My response is slightly different here. As I
said to your team members in DC last year, my
issue is that there isn't enough representation
by major public safety vendors, and I certainly
do include my own company. The problem with
standards here is that the customer is waking
up to the vital interests of standards as a
source of interoperability before the vendors,
so the maturity problem rests with vendors.
Anyone should have understood what 9/11 meant
to this industry but it is a highly fragmented
marketplace both by economic tiers and by
local/state/federal/tribal relationships. In
effect, it isn't really one market and that
has to change by commoditization.
We find ourselves bidding state reports,
local reports, and highly local work processes
with huge RFPs from small and large agencies
that do not reckon with the actual costs of
the systems they are trying to procure. In
fact, aside from hardware, we should be bidding
based on reference IEPs (Information Exchange
Packages) and common web services. An agency
should be able to purchase a dispatch system,
a police, fire or emergency services records
system and a jail and court management system
without obscenely high costs for integration.

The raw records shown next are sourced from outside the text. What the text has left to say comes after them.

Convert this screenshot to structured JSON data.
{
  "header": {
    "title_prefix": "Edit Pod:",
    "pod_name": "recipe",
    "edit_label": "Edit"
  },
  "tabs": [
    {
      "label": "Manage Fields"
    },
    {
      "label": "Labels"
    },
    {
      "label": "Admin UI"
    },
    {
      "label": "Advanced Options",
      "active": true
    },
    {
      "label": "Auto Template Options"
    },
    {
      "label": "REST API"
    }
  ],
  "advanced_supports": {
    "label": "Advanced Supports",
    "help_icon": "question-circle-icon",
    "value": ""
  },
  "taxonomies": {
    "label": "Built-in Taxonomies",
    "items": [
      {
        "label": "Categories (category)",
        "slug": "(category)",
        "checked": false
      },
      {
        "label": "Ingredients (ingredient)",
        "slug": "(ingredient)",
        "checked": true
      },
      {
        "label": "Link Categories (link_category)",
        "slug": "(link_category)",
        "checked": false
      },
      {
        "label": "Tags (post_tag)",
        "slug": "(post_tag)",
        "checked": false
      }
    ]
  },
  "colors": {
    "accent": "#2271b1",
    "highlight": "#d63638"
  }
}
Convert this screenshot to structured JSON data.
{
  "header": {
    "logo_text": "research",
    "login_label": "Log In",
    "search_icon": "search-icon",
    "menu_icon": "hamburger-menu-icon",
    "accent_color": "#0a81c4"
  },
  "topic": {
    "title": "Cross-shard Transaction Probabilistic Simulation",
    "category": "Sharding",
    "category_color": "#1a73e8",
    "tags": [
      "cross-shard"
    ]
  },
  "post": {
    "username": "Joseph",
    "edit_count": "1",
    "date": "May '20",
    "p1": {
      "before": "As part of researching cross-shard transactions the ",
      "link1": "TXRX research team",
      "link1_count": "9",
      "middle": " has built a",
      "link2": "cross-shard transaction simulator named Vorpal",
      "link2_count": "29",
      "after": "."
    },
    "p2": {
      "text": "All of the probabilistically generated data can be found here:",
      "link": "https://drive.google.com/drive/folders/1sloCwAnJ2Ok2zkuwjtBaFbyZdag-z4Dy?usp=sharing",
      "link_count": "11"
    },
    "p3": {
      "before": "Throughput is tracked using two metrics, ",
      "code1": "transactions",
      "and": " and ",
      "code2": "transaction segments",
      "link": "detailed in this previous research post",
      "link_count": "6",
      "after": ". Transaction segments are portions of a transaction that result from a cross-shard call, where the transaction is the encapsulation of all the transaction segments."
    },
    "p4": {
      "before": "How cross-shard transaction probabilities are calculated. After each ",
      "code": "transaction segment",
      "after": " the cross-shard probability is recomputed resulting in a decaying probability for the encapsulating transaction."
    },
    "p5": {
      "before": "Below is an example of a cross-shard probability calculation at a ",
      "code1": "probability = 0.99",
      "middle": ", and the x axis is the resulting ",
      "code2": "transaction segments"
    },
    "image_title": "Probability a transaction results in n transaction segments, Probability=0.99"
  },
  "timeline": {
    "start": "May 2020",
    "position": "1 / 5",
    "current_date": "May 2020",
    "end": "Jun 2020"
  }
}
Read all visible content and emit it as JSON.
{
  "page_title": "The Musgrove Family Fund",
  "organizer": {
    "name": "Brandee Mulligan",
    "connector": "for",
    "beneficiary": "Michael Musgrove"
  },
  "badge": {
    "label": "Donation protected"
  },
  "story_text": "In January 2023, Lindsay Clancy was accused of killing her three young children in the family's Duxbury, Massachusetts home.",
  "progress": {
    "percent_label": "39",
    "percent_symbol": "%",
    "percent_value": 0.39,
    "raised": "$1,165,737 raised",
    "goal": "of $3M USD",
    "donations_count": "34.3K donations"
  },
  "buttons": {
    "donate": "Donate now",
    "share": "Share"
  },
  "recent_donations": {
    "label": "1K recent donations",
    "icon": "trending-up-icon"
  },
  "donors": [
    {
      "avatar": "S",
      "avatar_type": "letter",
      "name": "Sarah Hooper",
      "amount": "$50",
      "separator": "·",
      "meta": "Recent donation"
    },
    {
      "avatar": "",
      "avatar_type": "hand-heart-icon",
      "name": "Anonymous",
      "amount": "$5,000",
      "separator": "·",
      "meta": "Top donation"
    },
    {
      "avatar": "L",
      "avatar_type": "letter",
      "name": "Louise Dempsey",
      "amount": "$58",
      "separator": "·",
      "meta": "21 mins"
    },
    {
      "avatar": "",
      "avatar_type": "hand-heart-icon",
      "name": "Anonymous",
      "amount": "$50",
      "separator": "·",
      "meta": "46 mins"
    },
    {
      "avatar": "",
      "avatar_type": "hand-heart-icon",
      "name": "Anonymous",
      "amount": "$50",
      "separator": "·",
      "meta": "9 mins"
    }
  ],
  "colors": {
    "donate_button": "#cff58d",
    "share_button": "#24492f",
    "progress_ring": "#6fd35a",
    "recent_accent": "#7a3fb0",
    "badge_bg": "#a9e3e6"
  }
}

We aren't there yet but at the very least,
the vendors are waking up because the RFPs
are starting to ask the right questions. Now
it is a positioning game.
I doubt we are the only business segment with
this problem, but we are the one that has to
solve it right soon, and that means realistic
RFPs for systems that can be upgraded cost
effectively toward eventual NIEMs-based systems.
The fact of the sudden but predictable emergence
of very large sensor arrays into this market
makes it harder. On the other hand, we know how.